Jeremi Smith popełnił samobójstwo dziś w nocy. Żona znalazła go dziś nad ranem w jego biurze martwego. Według źródeł za żył truciznę, która zatrzymała pracę jego serca.
Hermiona tego ranka czytała nową gazetę przyniesioną przez Edwarda, za to Draco siedział u szczytu stołu popijając kawę zerkając na pogrążoną w czytaniu kobietę. 

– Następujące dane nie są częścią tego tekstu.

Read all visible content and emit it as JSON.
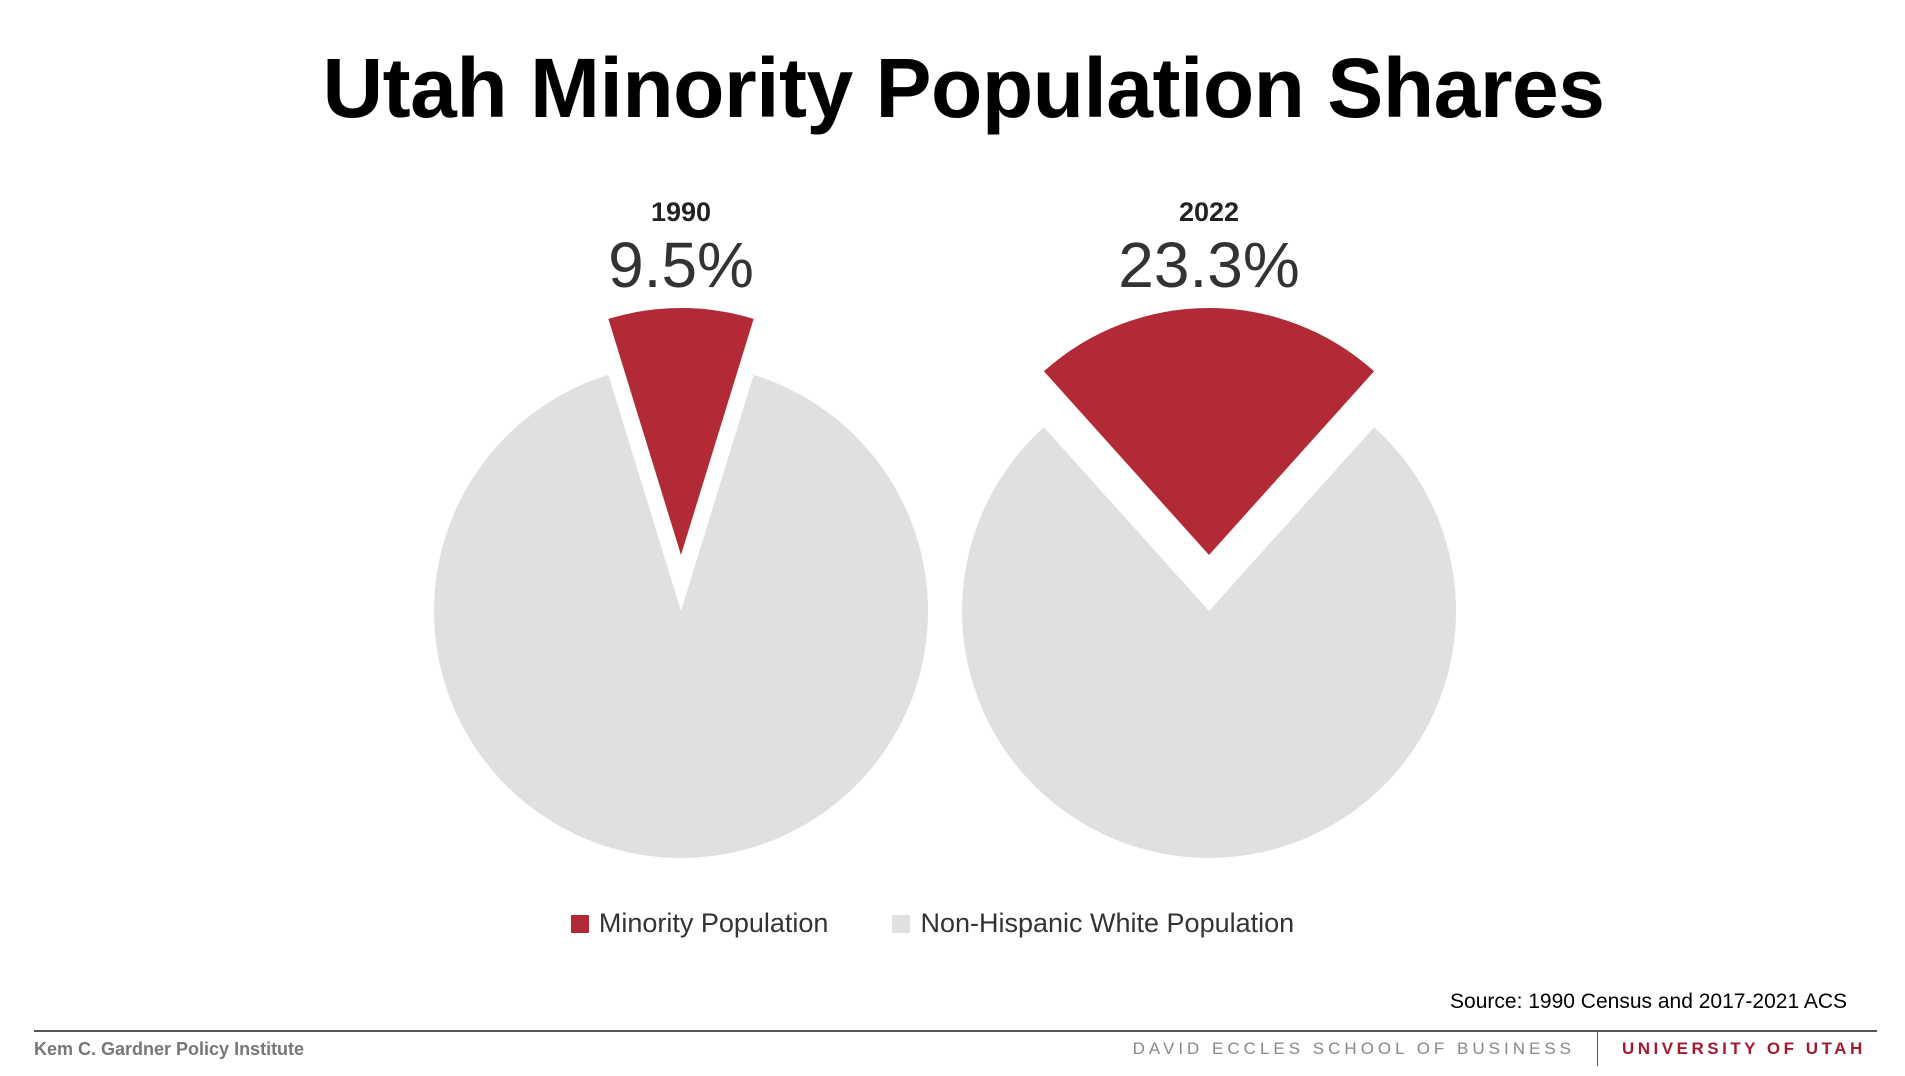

-Pewnie jesteś zadowolony, jeden mniej – rzuciła kąśliwie odkładając gazetę na stół zabierając się za jedzenie.
-Po trupach do celu czyż nie tak brzmi wasze mugolskie powiedzonko – odpowiedział upijając kolejny łyk kawy, posyłając jej lodowate spojrzenie. Od samego ranna, kiedy tylko Hermiona przekroczyła próg jadalni, wiadome było, że nie jest w najlepszym humorze. Całą noc rozmyślała nad słowami swojego męża oraz jego nowym zachowaniem. Nad ranem podjęła decyzję, że nie da się tak łatwo zmanipulować nie będzie grać tak, jak on jej zagra.
-Nawet nie zaprzeczysz?
-I tak już mnie osądziłaś i masz swoją wersję wydarzeń, więc nie widzę sensu rozwałkowywania tego tematu.
-Czy może nie masz argumentów świadczących o tym, że nie maczałeś w tym palców.
-Palce to ja mogę maczać, w czym innym Granger – odparł gładko a kącik jego ust drgnął lekko do góry widząc jej zmieszaną minę.
-Podać coś jeszcze państwu?- Hermiona podziękowała w duchu służącej, która uratowała ją przed jego świdrującym spojrzeniem.
-Ja dziękuję, musze iść, bo spóźnię się do pracy – oznajmiła szybko podnosząc się z krzesła.
-Co mam dziś podać na obiad pani Malofy? Będzie pani dziś na obiedzie?- Zawahała się chwilę nad odpowiedzią, zastanawiając się ile jej zajmie papierkowa robota, jaka ją czekała. Ale nie chciała tu wracać, całymi dniami myślałam tylko o tym, czy jest tu Astoria albo ktoś z znajomych blondyna.
-Nie będzie mnie dziś na obiedzie, ale za to Draco pewnie tak. Więc pozostawiam jemu te decyzję.
-Ogrodnik pytał o panią, chciał ustalić czy ma zostawić te róże w ogrodzie przed domem czy nie?- Westchnęła ciężko opierając się dłonią o krzesło.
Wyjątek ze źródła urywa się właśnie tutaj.